Teaching Robots Through VR
Open-TeleVision is a novel teleoperation system that uses an Apple Vision Pro headset to teach robots to do chores like folding laundry.
Before a robot can learn to do something useful — like cooking or folding the laundry — it first needs someone to show it the ropes. Imitation learning, in which robots learn from human demonstrations of a task, has emerged in recent years as an excellent tool for teaching new skills. One of the best ways to capture data from those demonstrations is teleoperation. Using teleoperation, a person’s movements are directly translated into movements in the robot. This allows them to perform a task while the robot mimics them, giving the robot the information it needs to ultimately do the same job without human intervention.
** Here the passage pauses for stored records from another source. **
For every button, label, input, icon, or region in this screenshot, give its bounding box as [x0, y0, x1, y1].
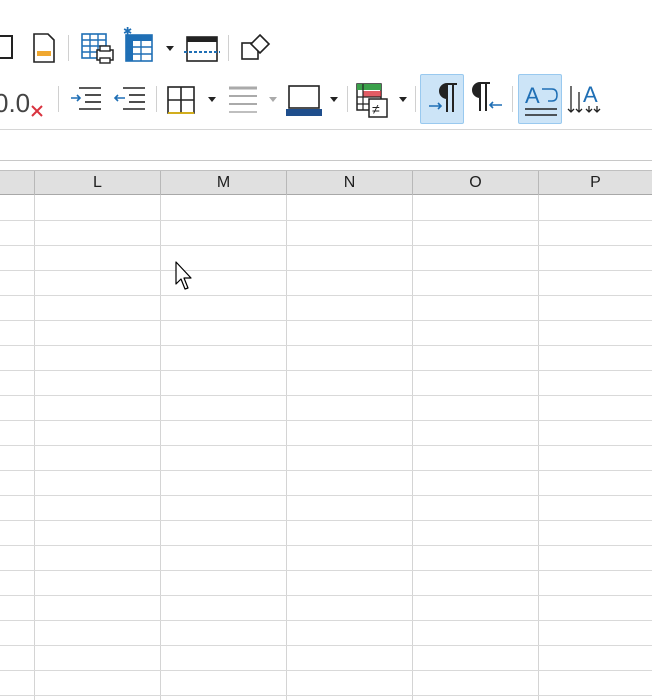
border-color-dropdown-arrow-icon[interactable]	[328, 74, 340, 124]
row-gridline	[0, 695, 652, 696]
table-print-icon[interactable]	[75, 23, 119, 73]
formatting-toolbar: 0.0 ≠ A A	[0, 74, 652, 124]
increase-indent-icon[interactable]	[65, 74, 109, 124]
border-color-icon[interactable]	[282, 74, 326, 124]
shapes-icon[interactable]	[234, 23, 278, 73]
freeze-rows-icon[interactable]: ✱	[117, 23, 161, 73]
row-gridline	[0, 570, 652, 571]
row-gridline	[0, 620, 652, 621]
row-gridline	[0, 520, 652, 521]
row-gridline	[0, 670, 652, 671]
svg-text:A: A	[583, 82, 598, 107]
svg-text:≠: ≠	[372, 101, 380, 117]
row-gridline	[0, 645, 652, 646]
row-gridline	[0, 270, 652, 271]
column-header-o[interactable]: O	[413, 171, 539, 195]
row-gridline	[0, 220, 652, 221]
border-style-dropdown-arrow-icon[interactable]	[267, 74, 279, 124]
row-gridline	[0, 295, 652, 296]
delete-decimal-icon[interactable]: 0.0	[0, 74, 54, 124]
svg-text:A: A	[525, 83, 540, 108]
mouse-cursor-icon	[175, 261, 195, 291]
conditional-format-dropdown-arrow-icon[interactable]	[397, 74, 409, 124]
decimal-label: 0.0	[0, 88, 30, 118]
vertical-text-icon[interactable]: A	[563, 74, 607, 124]
row-gridline	[0, 395, 652, 396]
row-gridline	[0, 245, 652, 246]
formula-bar[interactable]	[0, 124, 652, 169]
row-gridline	[0, 470, 652, 471]
row-gridline	[0, 545, 652, 546]
cell-grid[interactable]	[0, 195, 652, 700]
page-icon[interactable]	[22, 23, 66, 73]
row-gridline	[0, 595, 652, 596]
column-header-p[interactable]: P	[539, 171, 652, 195]
decrease-indent-icon[interactable]	[109, 74, 153, 124]
row-gridline	[0, 445, 652, 446]
column-header-n[interactable]: N	[287, 171, 413, 195]
row-gridline	[0, 370, 652, 371]
conditional-format-icon[interactable]: ≠	[351, 74, 395, 124]
page-break-icon[interactable]	[180, 23, 224, 73]
standard-toolbar: ✱	[0, 23, 652, 73]
row-gridline	[0, 420, 652, 421]
column-headers: L M N O P	[0, 170, 652, 195]
left-to-right-icon[interactable]	[420, 74, 464, 124]
column-header-partial[interactable]	[0, 171, 35, 195]
row-gridline	[0, 345, 652, 346]
row-gridline	[0, 320, 652, 321]
border-style-icon[interactable]	[221, 74, 265, 124]
frame-icon[interactable]	[0, 23, 22, 73]
row-gridline	[0, 495, 652, 496]
freeze-dropdown-arrow-icon[interactable]	[164, 23, 176, 73]
wrap-text-icon[interactable]: A	[518, 74, 562, 124]
borders-dropdown-arrow-icon[interactable]	[206, 74, 218, 124]
column-header-l[interactable]: L	[35, 171, 161, 195]
right-to-left-icon[interactable]	[466, 74, 510, 124]
column-header-m[interactable]: M	[161, 171, 287, 195]
borders-icon[interactable]	[160, 74, 204, 124]
svg-text:✱: ✱	[123, 26, 132, 38]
There are, of course, many available teleoperation solutions at present. Each comes with its own set of limitations — some require the operator and the robot to be physically present in the same location, some may not be capable of controlling multi-finger dexterous hands, and others have issues with visual obstructions that make it difficult for the operator to work, and that may also prevent the robot from collecting all of the high-quality data that it needs.
Researchers at the University of California San Diego and MIT are collaborating to develop an intuitive and easy to use teleoperation system that can overcome the persistent issues that plague present solutions. Their system, called Open-TeleVision, utilizes virtual reality (VR) goggles to give users an immersive, stereoscopic view from the robot’s point of view. It also has a precise tracking system that enables the robot to closely follow the movements of the operator, even including fine motions of the fingers.
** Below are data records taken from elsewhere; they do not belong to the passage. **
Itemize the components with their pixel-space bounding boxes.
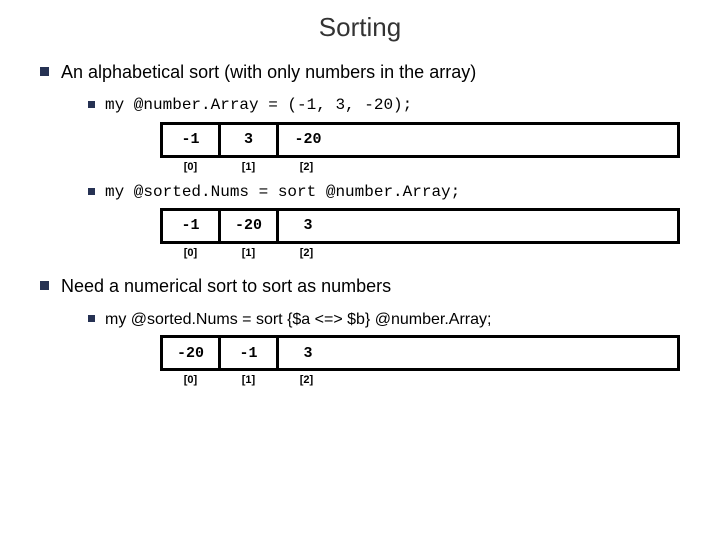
code-line-sorted-nums: my @sorted.Nums = sort @number.Array; bbox=[88, 183, 680, 202]
bullet-text: Need a numerical sort to sort as numbers bbox=[61, 275, 391, 298]
bullet-alphabetical-sort: An alphabetical sort (with only numbers … bbox=[40, 61, 680, 84]
array-diagram-2: -1 -20 3 [0] [1] [2] bbox=[160, 208, 680, 259]
code-text: my @sorted.Nums = sort {$a <=> $b} @numb… bbox=[105, 310, 491, 329]
array-diagram-3: -20 -1 3 [0] [1] [2] bbox=[160, 335, 680, 386]
index-label: [1] bbox=[218, 161, 276, 173]
index-row: [0] [1] [2] bbox=[160, 161, 680, 173]
array-row: -1 3 -20 bbox=[160, 122, 680, 158]
square-bullet-icon bbox=[88, 101, 95, 108]
index-label: [2] bbox=[276, 161, 334, 173]
index-label: [2] bbox=[276, 247, 334, 259]
index-label: [1] bbox=[218, 247, 276, 259]
array-cell: -20 bbox=[221, 211, 279, 241]
square-bullet-icon bbox=[40, 281, 49, 290]
index-label: [0] bbox=[160, 161, 218, 173]
square-bullet-icon bbox=[40, 67, 49, 76]
code-line-number-array: my @number.Array = (-1, 3, -20); bbox=[88, 96, 680, 115]
square-bullet-icon bbox=[88, 188, 95, 195]
index-label: [1] bbox=[218, 374, 276, 386]
bullet-numerical-sort: Need a numerical sort to sort as numbers bbox=[40, 275, 680, 298]
index-label: [0] bbox=[160, 374, 218, 386]
array-cell: 3 bbox=[221, 125, 279, 155]
array-cell: 3 bbox=[279, 338, 337, 368]
array-row: -20 -1 3 bbox=[160, 335, 680, 371]
bullet-text: An alphabetical sort (with only numbers … bbox=[61, 61, 476, 84]
square-bullet-icon bbox=[88, 315, 95, 322]
array-cell: -1 bbox=[163, 125, 221, 155]
array-cell: -1 bbox=[221, 338, 279, 368]
code-text: my @number.Array = (-1, 3, -20); bbox=[105, 96, 412, 115]
array-row: -1 -20 3 bbox=[160, 208, 680, 244]
array-cell: -1 bbox=[163, 211, 221, 241]
array-cell: 3 bbox=[279, 211, 337, 241]
index-label: [0] bbox=[160, 247, 218, 259]
array-cell: -20 bbox=[279, 125, 337, 155]
index-label: [2] bbox=[276, 374, 334, 386]
array-cell: -20 bbox=[163, 338, 221, 368]
code-line-numerical-sort: my @sorted.Nums = sort {$a <=> $b} @numb… bbox=[88, 310, 680, 329]
index-row: [0] [1] [2] bbox=[160, 374, 680, 386]
index-row: [0] [1] [2] bbox=[160, 247, 680, 259]
code-text: my @sorted.Nums = sort @number.Array; bbox=[105, 183, 460, 202]
array-diagram-1: -1 3 -20 [0] [1] [2] bbox=[160, 122, 680, 173]
slide-title: Sorting bbox=[40, 12, 680, 43]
Open-TeleVision has two primary components — perception and actuation. For perception, the user can wear nearly any VR headset, but in this study an Apple Vision Pro headset was utilized. Stereo video is streamed from the robot to the VR headset to give the operator a first-person view from the robot. The camera is able to twist and tilt to change the view as the user moves their head position. By changing the viewing angle, the operator can avoid obstructions that block their view and that would otherwise result in low-quality data being collected.
The arm and hand tracking capabilities of the VR headset are leveraged to determine their positions in three-dimensional space. These calculations then drive the robot control systems to cause its arms and hands to actuate in a way that mimics the movements of the operator.
The researchers tested Open-TeleVision in both the Unitree H1 and Fourier GR-1 humanoid robots. The H1 was equipped with five fully articulated fingers, while the GR-1 has only grippers, which demonstrates the versatility of the system. These setups were used to demonstrate the suitability of Open-TeleVision in collecting data for training imitation learning algorithms. It was shown that operators could effectively perform even complex tasks, like folding towels, sorting cans, and passing items from one hand to the other.
While the system provides an effective teleoperation platform, it was noted that the lack of tactile feedback can make it difficult to perform some very fine manipulations. By addressing shortcomings such as this, Open-TeleVision might eventually prove to be the universal teleoperation solution that can help to move the field of robotics forward.